John Howe (1630–1705) on Waiting For A Heavenly Understanding

It were very unreasonable to expect, since this world shall continue but a little while, that all God's managements and ways of procedure, in ordering the great affairs of it, should be attempered and fitted to the judgment that shall be made of the present apprehension and capacity of our (now so mudded and distemptered) minds. A vast and stable eternity remains, wherein the whole celestial chorus shall entertain themselves with the grateful contemplation and applause of his deep counsels. Such things as now seem perplex and intricate to us, will appear most irreprehensibly fair and comely to angelical minds, and our own, when we shall be vouchsafed a place amongst that happy community. What discovery God affords of his own glorious excellencies and perfections, is principally intended to recommend him in that state wherein he, and all his ways and works, are to be beheld with everlasting and most complacential approbation.
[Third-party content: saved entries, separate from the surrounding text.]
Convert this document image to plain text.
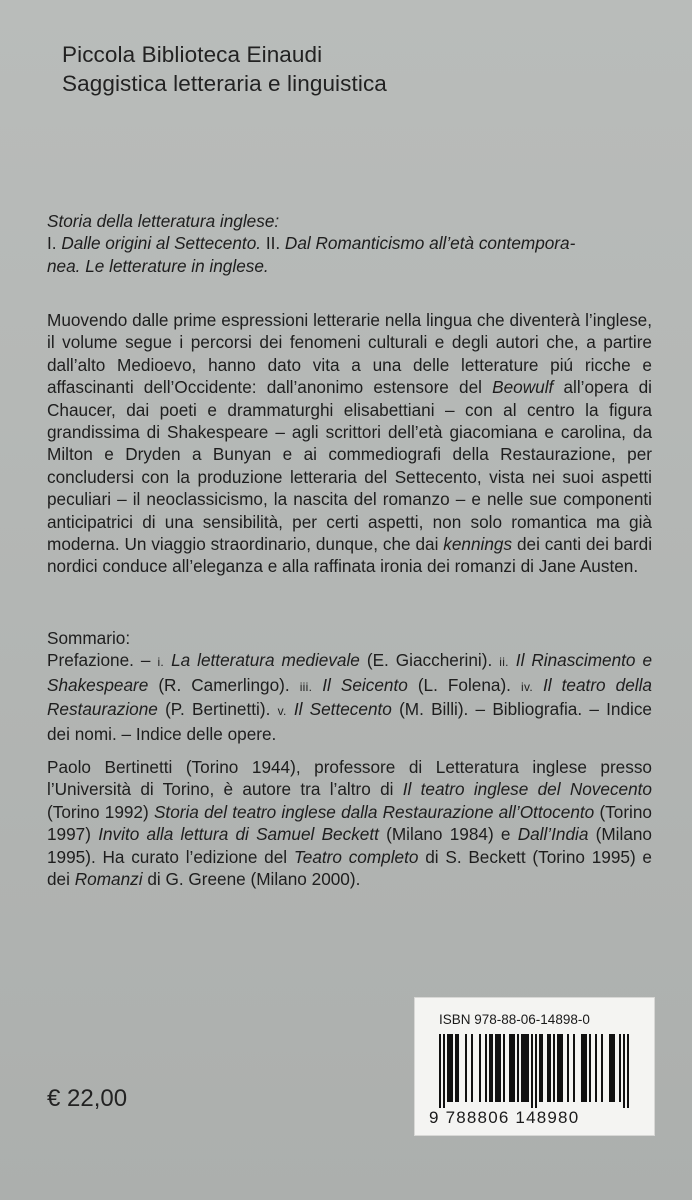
Piccola Biblioteca Einaudi
Saggistica letteraria e linguistica

Storia della letteratura inglese:

I. Dalle origini al Settecento. II. Dal Romanticismo all’età contempora-
nea. Le letterature in inglese.

Muovendo dalle prime espressioni letterarie nella lingua che diventerà l’inglese, il volume segue i percorsi dei fenomeni culturali e degli autori che, a partire dall’alto Medioevo, hanno dato vita a una delle letterature piú ricche e affascinanti dell’Occidente: dall’anonimo estensore del Beowulf all’opera di Chaucer, dai poeti e drammaturghi elisabettiani – con al centro la figura grandissima di Shakespeare – agli scrittori dell’età giacomiana e carolina, da Milton e Dryden a Bunyan e ai commediografi della Restaurazione, per concludersi con la produzione letteraria del Settecento, vista nei suoi aspetti peculiari – il neoclassicismo, la nascita del romanzo – e nelle sue componenti anticipatrici di una sensibilità, per certi aspetti, non solo romantica ma già moderna. Un viaggio straordinario, dunque, che dai kennings dei canti dei bardi nordici conduce all’eleganza e alla raffinata ironia dei romanzi di Jane Austen.

Sommario:

Prefazione. – i. La letteratura medievale (E. Giaccherini). ii. Il Rinascimento e Shakespeare (R. Camerlingo). iii. Il Seicento (L. Folena). iv. Il teatro della Restaurazione (P. Bertinetti). v. Il Settecento (M. Billi). – Bibliografia. – Indice dei nomi. – Indice delle opere.

Paolo Bertinetti (Torino 1944), professore di Letteratura inglese presso l’Università di Torino, è autore tra l’altro di Il teatro inglese del Novecento (Torino 1992) Storia del teatro inglese dalla Restaurazione all’Ottocento (Torino 1997) Invito alla lettura di Samuel Beckett (Milano 1984) e Dall’India (Milano 1995). Ha curato l’edizione del Teatro completo di S. Beckett (Torino 1995) e dei Romanzi di G. Greene (Milano 2000).

ISBN 978-88-06-14898-0
9 788806 148980
€ 22,00
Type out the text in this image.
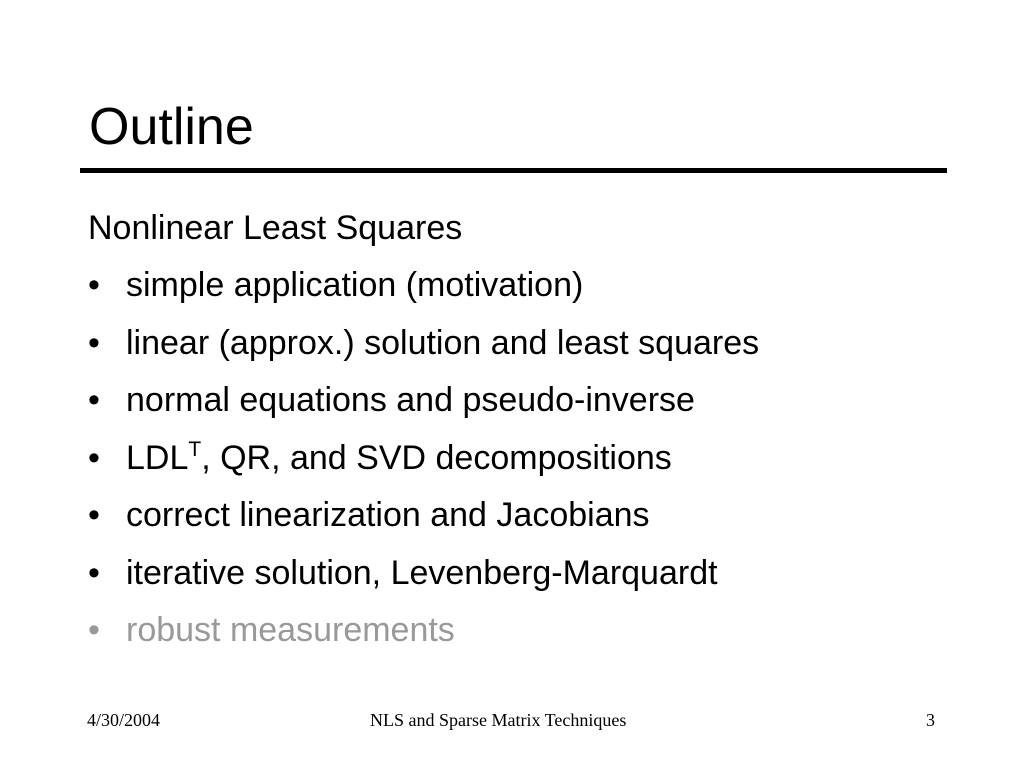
Outline
Nonlinear Least Squares
• simple application (motivation)
• linear (approx.) solution and least squares
• normal equations and pseudo-inverse
• $LDL^T$, QR, and SVD decompositions
• correct linearization and Jacobians
• iterative solution, Levenberg-Marquardt
• robust measurements
4/30/2004	NLS and Sparse Matrix Techniques	3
Therefore, though now we should covet the clearest and most satisfying account of things that can be had, we are yet to exercise patience, and not precipitate our judgment of them before the time; as knowing our present conceptions will differ more from what they will be hereafter, than those of a child from the maturer thoughts of the wisest man; and that many of our conceits, which we thought wise, we shall then see cause to put away as childish things.
John Howe, “The Reconcilableness of God’s Prescience of the Sins of Men, with the Wisdom and Sincerity of His Counsels, Exhortations, and Whatsoever Means He Uses to Prevent Them,” in The Works of John Howe, 3 vols. (Morgan, PA: Soli Deo Gloria Publications, 1990), 2:513.